Extra precision won’t help. The system is chaotic, and amplifies small differences. It amplifies the uncertainty in the initial state, and amplifies rounding errors. The uncertainty about what the initial numbers should be far exceeds the uncertainty of how the computer represents them. Grid errors too are much greater. The only reason why numerical error attracts attention here is that it can be measured by this sort of machine comparison. Again, this applies to forecasting from initial conditions.
Ric Werme says: July 27, 2013 at 11:35 am
“The mesh size may not be automatically set by the model”
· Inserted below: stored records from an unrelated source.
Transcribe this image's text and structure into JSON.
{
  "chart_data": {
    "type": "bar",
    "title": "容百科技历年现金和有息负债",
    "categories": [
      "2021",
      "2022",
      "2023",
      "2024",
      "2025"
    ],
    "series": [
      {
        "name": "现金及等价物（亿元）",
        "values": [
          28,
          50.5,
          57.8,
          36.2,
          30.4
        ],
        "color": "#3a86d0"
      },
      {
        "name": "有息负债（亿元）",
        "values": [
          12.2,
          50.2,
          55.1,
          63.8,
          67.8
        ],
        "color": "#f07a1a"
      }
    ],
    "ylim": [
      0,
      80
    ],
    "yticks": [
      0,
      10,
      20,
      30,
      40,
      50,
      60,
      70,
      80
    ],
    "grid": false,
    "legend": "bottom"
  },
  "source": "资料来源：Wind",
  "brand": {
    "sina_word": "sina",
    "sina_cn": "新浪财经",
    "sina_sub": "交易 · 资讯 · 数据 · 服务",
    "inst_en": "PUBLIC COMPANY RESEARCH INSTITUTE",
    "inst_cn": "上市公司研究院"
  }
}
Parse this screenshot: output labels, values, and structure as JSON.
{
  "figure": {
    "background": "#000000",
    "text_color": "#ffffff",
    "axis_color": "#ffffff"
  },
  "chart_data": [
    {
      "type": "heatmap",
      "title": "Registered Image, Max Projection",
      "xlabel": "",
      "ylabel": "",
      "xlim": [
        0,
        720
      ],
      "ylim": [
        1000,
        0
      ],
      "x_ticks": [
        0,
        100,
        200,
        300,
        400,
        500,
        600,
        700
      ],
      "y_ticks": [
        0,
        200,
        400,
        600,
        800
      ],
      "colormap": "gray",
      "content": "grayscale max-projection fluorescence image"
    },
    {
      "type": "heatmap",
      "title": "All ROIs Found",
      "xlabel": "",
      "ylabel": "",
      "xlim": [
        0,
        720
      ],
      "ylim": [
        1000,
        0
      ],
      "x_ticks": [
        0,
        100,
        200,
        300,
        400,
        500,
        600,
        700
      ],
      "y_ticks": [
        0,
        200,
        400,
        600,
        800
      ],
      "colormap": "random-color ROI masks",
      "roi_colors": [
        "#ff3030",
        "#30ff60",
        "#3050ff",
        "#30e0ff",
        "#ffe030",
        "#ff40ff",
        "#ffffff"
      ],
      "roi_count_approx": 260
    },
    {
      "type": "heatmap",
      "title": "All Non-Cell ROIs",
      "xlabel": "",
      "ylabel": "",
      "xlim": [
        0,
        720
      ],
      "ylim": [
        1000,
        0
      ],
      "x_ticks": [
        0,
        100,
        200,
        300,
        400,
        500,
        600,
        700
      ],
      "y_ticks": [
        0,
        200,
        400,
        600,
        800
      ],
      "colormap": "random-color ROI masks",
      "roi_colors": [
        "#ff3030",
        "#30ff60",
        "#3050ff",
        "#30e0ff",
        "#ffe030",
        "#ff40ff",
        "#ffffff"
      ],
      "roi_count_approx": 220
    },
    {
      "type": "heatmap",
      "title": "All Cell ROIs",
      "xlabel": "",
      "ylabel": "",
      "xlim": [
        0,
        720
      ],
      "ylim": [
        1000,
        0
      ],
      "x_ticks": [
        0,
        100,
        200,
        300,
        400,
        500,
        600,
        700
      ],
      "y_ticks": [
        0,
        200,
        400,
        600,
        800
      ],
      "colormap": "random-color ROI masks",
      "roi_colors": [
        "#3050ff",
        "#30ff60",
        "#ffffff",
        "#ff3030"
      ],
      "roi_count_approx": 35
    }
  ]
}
It’s constrained, basically by speed of sound. You have to resolve acoustics, so a horizontal mesh width can’t be (much) less than the time it takes for sound to cross in a timestep (Courant condition). For 10 day forecasting you can refine, but have to reduce timestep in proportion.

Gary Pearse

Out of my depth here, but that’s how one gleans an eclectic education these days (usually someone good at this sort of thing puts it all into a brief “for dummies” essay). Meanwhile, on faith at this point, I’m overwhelmed. A few thoughts come to mind for some kind reader to explain:
1) How can one model any complex phenomenon confidently given such confounding factors? Is there a fix?
2) Aren’t the rounding errors distributed normally? Can’t we simply take the mean path through the spaghetti arising from these errors?
3) Surely since we can’t hope for perfection in modelling future climate, i.e. the errors in components (and from missing components) is necessarily sizable, rounding errors would seem to be the smaller of the issues. If we were predicting a temperature increase of 2C by 2100, what would the std from the rounding errors be as an example?

Green Sand

[Removed as requested, see Green Sand’s comment below]

Theo Goodwin

Frank K. says:
July 27, 2013 at 12:16 pm
“Unfortunately, Nick, climate (as formulated in most GCMs) is an initial value problem. You need initial conditions and the solution will depend greatly on them (particularly given the higlhy coupled, non-linear system of differential equations being solved).
“They follow patterns of synthetic weather”??
REALLY? Could you expand on that?? I have NEVER heard that one before…”
Synthetic weather is what we have in Virginia. Nature could not produce the rain that we have “enjoyed” this year. The synthetic “pattern” is endless dreariness.

Green Sand

Mods, sorry for previous OT comment, posted in error, please delete if not too inconvenient.